Her name is Sydney Smoot.
Remember that name!
She is destined to be a star at whatever she decides to do!
Sydney Smoot, is a nine-year-old fourth grader at Brooksville Elementary School in Hernando County, Florida, who has more confidence than many adults. She made many jaws drop because of just how grown-up she sounds. Sydney Smoot appeared at the 17 March 2015, Florida school board meeting to voice her concerns about standardized testing that she believes unfairly judges students. She took her turn at the podium and by the end of her brief speech, the entire audience leapt to their feet in applause.
Smoot wrote (with help from her mom) and powerfully delivered (all by herself) a speech about Florida’s new standardized test, the FSA (Florida Standards Assessment) that drew loud applause from the audience.
As you may have guessed by now, Sydney Smoot is not happy with having to take the FSA, the state-mandated assessment Florida paid a private company to create in place of a Common Core test the state was originally planning to give until it dropped the Common Core State Standards. A new set of standards was created for Florida, though many say they are remarkably similar to the Common Core Standards. The new Florida Standards Assessment was developed, under a six-year $220 million contract approved by the state, to the American Institutes for Research. The organization did not field-test the new Florida test in Florida, but rather in Utah, where it had another testing contract.

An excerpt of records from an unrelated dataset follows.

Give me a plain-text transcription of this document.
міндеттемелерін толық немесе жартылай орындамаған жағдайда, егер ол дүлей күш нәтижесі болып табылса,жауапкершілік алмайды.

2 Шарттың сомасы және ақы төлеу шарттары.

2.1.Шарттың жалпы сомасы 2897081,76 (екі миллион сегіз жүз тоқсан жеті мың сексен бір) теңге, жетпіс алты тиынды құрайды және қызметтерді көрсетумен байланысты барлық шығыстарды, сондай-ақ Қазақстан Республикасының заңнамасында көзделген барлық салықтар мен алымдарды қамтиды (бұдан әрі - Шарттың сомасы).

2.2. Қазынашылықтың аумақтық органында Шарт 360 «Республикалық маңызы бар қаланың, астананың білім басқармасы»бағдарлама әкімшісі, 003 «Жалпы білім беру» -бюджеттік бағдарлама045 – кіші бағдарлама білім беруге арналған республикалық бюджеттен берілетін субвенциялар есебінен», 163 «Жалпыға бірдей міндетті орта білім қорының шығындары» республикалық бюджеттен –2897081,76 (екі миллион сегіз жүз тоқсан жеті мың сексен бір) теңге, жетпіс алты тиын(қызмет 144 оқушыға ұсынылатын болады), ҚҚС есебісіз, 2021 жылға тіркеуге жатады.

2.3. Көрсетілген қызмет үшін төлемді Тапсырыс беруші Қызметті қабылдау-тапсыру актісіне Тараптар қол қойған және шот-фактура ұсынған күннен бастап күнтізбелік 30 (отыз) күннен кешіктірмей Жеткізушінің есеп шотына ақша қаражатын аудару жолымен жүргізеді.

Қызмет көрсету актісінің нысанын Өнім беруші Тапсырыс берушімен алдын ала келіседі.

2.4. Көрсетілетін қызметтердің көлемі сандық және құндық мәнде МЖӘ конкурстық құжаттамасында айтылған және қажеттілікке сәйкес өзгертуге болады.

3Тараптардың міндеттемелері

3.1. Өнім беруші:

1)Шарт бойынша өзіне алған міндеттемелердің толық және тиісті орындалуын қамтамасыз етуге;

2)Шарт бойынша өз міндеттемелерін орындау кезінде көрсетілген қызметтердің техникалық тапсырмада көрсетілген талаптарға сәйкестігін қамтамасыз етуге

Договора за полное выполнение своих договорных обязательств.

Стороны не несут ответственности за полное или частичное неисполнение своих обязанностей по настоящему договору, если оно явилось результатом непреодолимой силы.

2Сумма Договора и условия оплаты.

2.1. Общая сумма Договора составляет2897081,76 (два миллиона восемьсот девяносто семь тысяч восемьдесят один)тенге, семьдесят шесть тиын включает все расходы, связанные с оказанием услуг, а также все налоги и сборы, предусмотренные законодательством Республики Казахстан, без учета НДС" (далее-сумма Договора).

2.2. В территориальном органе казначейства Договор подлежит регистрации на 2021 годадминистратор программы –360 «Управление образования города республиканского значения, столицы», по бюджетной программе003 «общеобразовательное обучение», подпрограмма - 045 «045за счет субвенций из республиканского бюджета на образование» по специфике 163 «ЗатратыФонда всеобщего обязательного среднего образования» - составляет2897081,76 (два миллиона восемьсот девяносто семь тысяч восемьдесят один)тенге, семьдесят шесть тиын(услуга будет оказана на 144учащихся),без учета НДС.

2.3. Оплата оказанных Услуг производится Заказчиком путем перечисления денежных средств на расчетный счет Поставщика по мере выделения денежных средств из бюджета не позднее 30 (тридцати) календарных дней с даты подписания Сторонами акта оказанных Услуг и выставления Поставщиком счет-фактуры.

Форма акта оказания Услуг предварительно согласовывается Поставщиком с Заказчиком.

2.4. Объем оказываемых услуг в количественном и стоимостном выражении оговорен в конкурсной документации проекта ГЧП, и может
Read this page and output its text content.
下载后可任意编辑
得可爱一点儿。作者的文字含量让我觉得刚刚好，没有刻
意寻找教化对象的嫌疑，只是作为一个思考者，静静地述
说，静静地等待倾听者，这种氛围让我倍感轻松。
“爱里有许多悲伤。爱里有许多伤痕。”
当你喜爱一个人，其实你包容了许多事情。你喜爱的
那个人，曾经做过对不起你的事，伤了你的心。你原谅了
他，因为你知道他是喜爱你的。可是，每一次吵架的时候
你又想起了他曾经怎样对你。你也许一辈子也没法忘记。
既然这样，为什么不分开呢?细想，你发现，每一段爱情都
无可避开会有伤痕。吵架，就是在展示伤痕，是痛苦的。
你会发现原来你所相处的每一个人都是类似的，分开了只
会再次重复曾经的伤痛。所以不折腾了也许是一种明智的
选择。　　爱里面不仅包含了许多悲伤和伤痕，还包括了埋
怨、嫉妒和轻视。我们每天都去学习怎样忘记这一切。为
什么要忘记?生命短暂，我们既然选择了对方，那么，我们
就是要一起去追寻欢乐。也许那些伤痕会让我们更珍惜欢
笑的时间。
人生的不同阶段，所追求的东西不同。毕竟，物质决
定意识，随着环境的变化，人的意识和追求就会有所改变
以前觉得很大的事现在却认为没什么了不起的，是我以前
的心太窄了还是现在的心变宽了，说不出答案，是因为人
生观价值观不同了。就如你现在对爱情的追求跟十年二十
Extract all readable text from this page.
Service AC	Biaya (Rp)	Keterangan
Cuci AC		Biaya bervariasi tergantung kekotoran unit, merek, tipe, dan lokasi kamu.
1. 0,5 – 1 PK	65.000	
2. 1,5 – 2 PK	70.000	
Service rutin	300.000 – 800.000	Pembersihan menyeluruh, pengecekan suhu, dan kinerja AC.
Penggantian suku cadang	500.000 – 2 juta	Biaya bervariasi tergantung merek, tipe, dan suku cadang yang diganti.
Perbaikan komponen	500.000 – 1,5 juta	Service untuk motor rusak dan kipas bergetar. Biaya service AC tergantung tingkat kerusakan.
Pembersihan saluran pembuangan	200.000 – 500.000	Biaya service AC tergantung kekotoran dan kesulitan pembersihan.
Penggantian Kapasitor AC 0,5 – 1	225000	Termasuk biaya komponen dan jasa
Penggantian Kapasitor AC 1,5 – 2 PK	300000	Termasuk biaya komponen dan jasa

Smoot may be speaking specifically of the FSA tests, but schools across the country are grappling with a surge in standardized testing. These exams are aimed at holding schools accountable for student education, but often they end up taking valuable time and resources away from teaching tailored to the needs of individual students.
The nine-year-old’s mother, Jennifer Smoot, said she helped her daughter with the speech, but the nine-year-old wrote most of it herself.
Here is Sydney Smoot, a “well-educated young lady” in her own voice. (Please click on the arrowhead to listen)
And here is a transcript of what she said at that March meeting: “Hello fellow members of the school board. Today I will express my concerns about the FSA testing. I consider myself a well-educated young lady. However, with FSA tests, my 5 years of school all on honor roll do not matter.
“This testing looks at me as a number. One test defines me as either a failure or a success through a numbered rubric. One test at the end of the year that the teacher or myself will not even see the grade until after the school year is already over. I do not feel that all this FSA testing is accurate to tell how successful I am. It doesn’t take in account all of my knowledge and abilities, just a small percentage.
“Here are my concerns. First of all, I do not feel good about a form in the FSA that you have to sign ensuring that you can’t even discuss the test with your parents. I am not comfortable signing something like this. I have the right to talk to my parents about any and everything related to school and my education.
“Second, why am I being forced to take a test that hasn’t even been tested on students here in Florida, so how can it be valid and accurate on what I know?
“Why are we taking up most of the year stressing and prepping for one test at the end of the year when we should be taking tests throughout the year that really measure our abilities?
“My opinion is that we should take a test at the beginning of the year, middle, and at the end of the school year to accurately measure what we know.
“Third, the stress and pressure that this testing puts on me and I’m sure most students is not healthy. Why should we have so much stress about one test when we should be learning and having fun in school?
“With all of this testing in school, more fun things in school such as recess are being eliminated because of all of the training for the tests.
“So ladies and gentlemen of the school board, I urge you to put a stop to high stakes testing today. It is not good for the schools, teachers, and students.
“Parents and students, contact your governor to put a stop to all this standardized testing. Thank you very much for your time.”
All I can say is WOW!
Even at such a young age, Smoot has the common sense, the compassion, and the presence of mind to out-Senator half of the actual Senators in Washington. I thank her parents for giving her such a practical education! The cynic in me wanted to point out that no 4th grader uses a term like “rubric.” But then I remembered my own nine-year-old grandson who uses words well beyond his years. But that is missing the point. Sydney Smoot is smart enough, and is certainly eloquent enough, to give that speech that is damn impressive on its own. So to hell with the cynicism!
I taught Public Speaking 101 on the college level – and if Sydney Smoot were my student – she would definitely receive an A+ for her oration before that Florida school board.
Tests or no tests, it is clear that Sydney Smoot has a very bright future ahead. Bravo, Sydney!